If a program attempts to access the stored value of an object through a glvalue of other than one of the following types the behavior is undefined:63
- (11.1) the dynamic type of the object,
- (11.2) a cv-qualified version of the dynamic type of the object,
- (11.3) a type similar (as defined in 7.5) to the dynamic type of the object,
- (11.4) a type that is the signed or unsigned type corresponding to the dynamic type of the object,
- (11.5) a type that is the signed or unsigned type corresponding to a cv-qualified version of the dynamic type of the object,
- (11.6) an aggregate or union type that includes one of the aforementioned types among its elements or non- static data members (including, recursively, an element or non-static data member of a subaggregate or contained union),
- (11.7) a type that is a (possibly cv-qualified) base class type of the dynamic type of the object,
- (11.8) a char, unsigned char, or std::byte type.
When a value is written through std::memcpy as shown in the code above is it undefined behaviour to later read it with a reinterpret cast as show in the example with the view_as function template. What is the best way to obtain optimal performance and safety if that is possible?
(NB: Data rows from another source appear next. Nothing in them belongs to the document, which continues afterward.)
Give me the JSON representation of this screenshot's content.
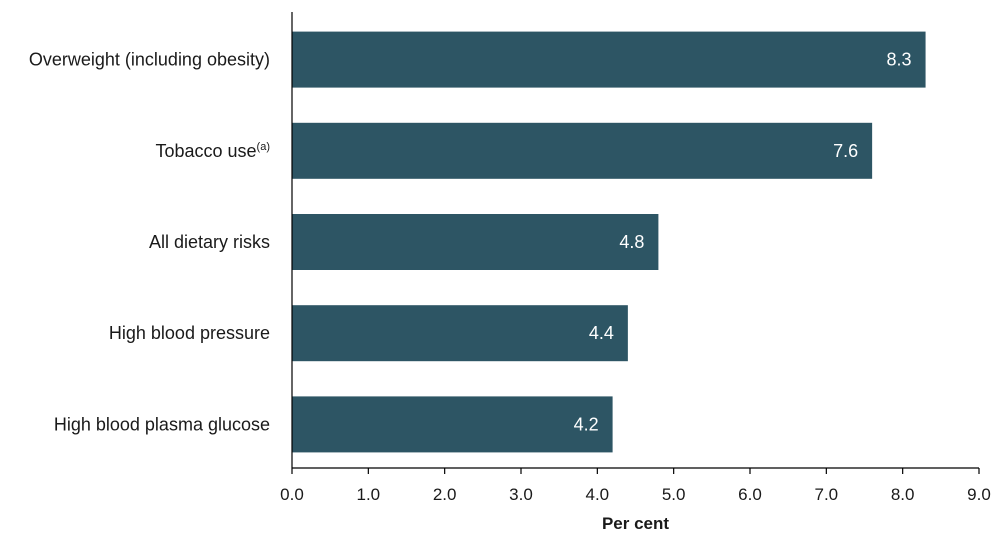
{
  "chart_data": {
    "type": "bar",
    "orientation": "horizontal",
    "categories": [
      {
        "label": "Overweight (including obesity)",
        "sup": ""
      },
      {
        "label": "Tobacco use",
        "sup": "(a)"
      },
      {
        "label": "All dietary risks",
        "sup": ""
      },
      {
        "label": "High blood pressure",
        "sup": ""
      },
      {
        "label": "High blood plasma glucose",
        "sup": ""
      }
    ],
    "values": [
      8.3,
      7.6,
      4.8,
      4.4,
      4.2
    ],
    "value_labels": [
      "8.3",
      "7.6",
      "4.8",
      "4.4",
      "4.2"
    ],
    "xlabel": "Per cent",
    "ylabel": "",
    "xlim": [
      0,
      9
    ],
    "ticks": [
      0,
      1,
      2,
      3,
      4,
      5,
      6,
      7,
      8,
      9
    ],
    "tick_labels": [
      "0.0",
      "1.0",
      "2.0",
      "3.0",
      "4.0",
      "5.0",
      "6.0",
      "7.0",
      "8.0",
      "9.0"
    ],
    "grid": false,
    "legend": "none",
    "bar_color": "#2d5564",
    "value_label_color": "#ffffff"
  }
}
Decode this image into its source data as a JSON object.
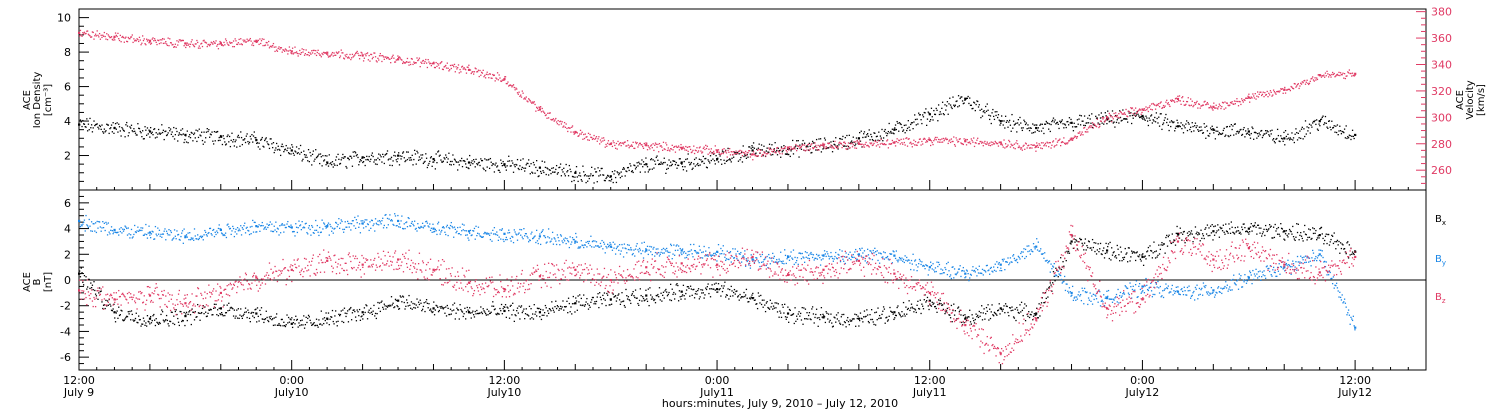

return reinterpret_cast<T*>(buffer);
The only issue in your example with this approach is that you're not using std::launder. See also What is the purpose of std::launder?
If you wrote
return std::launder(reinterpret_cast<T*>(buffer));
... then you could use the returned pointer to access the T within buffer.
std::launder is needed because otherwise, buffer points to an unsigned char, and as the rules you've cited state, you cannot access an object of type unsigned char through a glvalue of type point.
However, serialize uses memcpy to place points into the buffer, which implicitly creates objects, so an actual point object exists at the address of buffer, and std::launder obtains a pointer to that object, not just to some byte.
Keep in mind that you cannot use this to type-pun some byte array in general.
Actual point objects need to have been created inside first, potentially implicitly.
view_as has no way to ensure that, or to check for that, so it's extremely unsafe.
That's why using std::memcpy like in deserialize is the safest and most robust option currently.
C++23 also adds std::start_lifetime_as to begin the lifetime of point objects in an existing byte array, but no one implements it yet.
See also What is the modern, correct way to do type punning in C++?